Bethany Sanders: We went to the beach on the 4th. Since it was a holiday, I gave in and let my kids haul in three of their biggest, most colorful floats, including a six-foot inflatable turtle. Big mistake -- and not just because those suckers got really heavy after the first 50 yards.
No, it was a mistake because those floats were like kid magnets all day long. First came a gaggle of 14-year-old boys:
Boys: "Hey, can we use that turtle?"
Me, looking around for their parents and seeing none in sight, knowing I wouldn't see our float again until I had to chase it down when it was time to leave: "No."
I said it as sweetly as possible, but I'm pretty sure it was one of them who later "accidentally" almost hit me with a Frisbee.
It's not that I'm opposed to sharing, it's just that sometimes it feels like open season on inflatables at the beach.

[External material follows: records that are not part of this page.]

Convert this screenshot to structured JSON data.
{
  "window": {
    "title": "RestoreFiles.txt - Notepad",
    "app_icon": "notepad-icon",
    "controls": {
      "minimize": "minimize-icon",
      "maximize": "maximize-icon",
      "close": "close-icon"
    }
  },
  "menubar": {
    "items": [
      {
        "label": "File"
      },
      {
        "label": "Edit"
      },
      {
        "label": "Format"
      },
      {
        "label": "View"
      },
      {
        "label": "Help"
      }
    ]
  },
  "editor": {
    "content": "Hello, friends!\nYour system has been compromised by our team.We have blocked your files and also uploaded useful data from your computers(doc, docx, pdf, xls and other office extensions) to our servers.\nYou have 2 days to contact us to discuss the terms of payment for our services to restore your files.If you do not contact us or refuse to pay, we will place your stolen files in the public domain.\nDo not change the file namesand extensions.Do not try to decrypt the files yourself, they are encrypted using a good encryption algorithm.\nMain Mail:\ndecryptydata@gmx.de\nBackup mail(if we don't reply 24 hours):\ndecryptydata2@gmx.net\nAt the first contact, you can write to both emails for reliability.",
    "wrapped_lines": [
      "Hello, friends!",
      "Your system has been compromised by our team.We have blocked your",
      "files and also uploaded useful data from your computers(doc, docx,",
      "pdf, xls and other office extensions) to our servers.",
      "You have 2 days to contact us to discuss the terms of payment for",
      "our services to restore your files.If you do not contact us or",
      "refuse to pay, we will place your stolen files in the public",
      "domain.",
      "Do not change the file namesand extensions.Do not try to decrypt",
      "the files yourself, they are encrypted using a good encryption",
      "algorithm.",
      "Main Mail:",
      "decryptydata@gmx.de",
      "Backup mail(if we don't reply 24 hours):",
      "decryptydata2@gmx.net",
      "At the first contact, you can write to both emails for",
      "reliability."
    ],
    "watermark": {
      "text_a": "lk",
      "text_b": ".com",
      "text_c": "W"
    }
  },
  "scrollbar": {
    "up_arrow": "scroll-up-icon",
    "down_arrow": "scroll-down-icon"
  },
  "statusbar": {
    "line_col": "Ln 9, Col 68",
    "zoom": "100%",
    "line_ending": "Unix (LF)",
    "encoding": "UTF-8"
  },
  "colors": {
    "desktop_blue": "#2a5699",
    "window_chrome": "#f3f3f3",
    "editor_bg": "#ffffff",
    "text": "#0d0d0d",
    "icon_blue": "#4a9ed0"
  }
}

Anyway, not too long after that, a young dad asked if he could use my 5-year-old's "learn to swim" ring for his baby -- the ring that my daughter was wearing at that moment.
"Well, I brought it for her to use," I said. "How about when she's done?"
The dad walked away in a huff. Even so, I brought it over to him 20 minutes later -- an act of kindness that he apparently didn't even think deserved a "thank you."
It's like this: I went to the store. I spent $14.99. I blew these things up with my husband's bicycle pump, which involved lots of hand-cramping and no small amount of swearing. I stuffed them into the back of the car, then I dragged them a half mile to the place I was now sitting. I'm like the Little Red Hen: I did the work, so you can't have any. You don't see me reaching into your cooler for a sandwich, do you? Or asking to use your towel? I brought these things here for my kids to enjoy. If your kids would like to play with my kids, great. If not, there's a Target five miles down the road.
So that's obviously my biggest pet peeve:
1) People who want to use the stuff YOU brought for your own kids.
Here are a few more beach pet peeves of mine:
2) Parents who don't watch their kids. While my husband dragged two (extra) little girls around on our turtle float, their parents spent the whole time faced away from the water snoozing. I guess they assumed he'd keep them safe, but that also meant that he felt responsible for their safety even after they were done playing with our kids.
3) Parents who think their thieving toddlers are cute. Yes, it is adorable when your 2-year-old pilfers a shovel or can't help but walk away with a squirt gun. I'm laughing with you, and I'm glad to see him having fun. But when he starts rooting around in my bag, it's time for you to swoop in and find something else for him to do.
4) People who think their music is universally liked. Background music doesn't bother me in the least, and I expect the beach to be noisy. But when you plop down next to me and start blaring speed metal, it makes me feel a little like burying you and your music player in the sand ... headfirst.
5) Crowders/space hogs: The beach is a big place, so let's all give each other a little space -- especially if you're the speed-metal guy from above. Likewise, when conditions are crowded, it's common sense to consolidate so that you're not taking up more than your fair share of sand.
(Rounding out my top ten are: smokers, litterers, people who feed the waterfowl, the family who sets up a full-on canopy next to me and blocks my sun and parents who refuse to teach their children the art of common courtesy.)
I've had my say; let's hear yours: What are your rules for beach etiquette?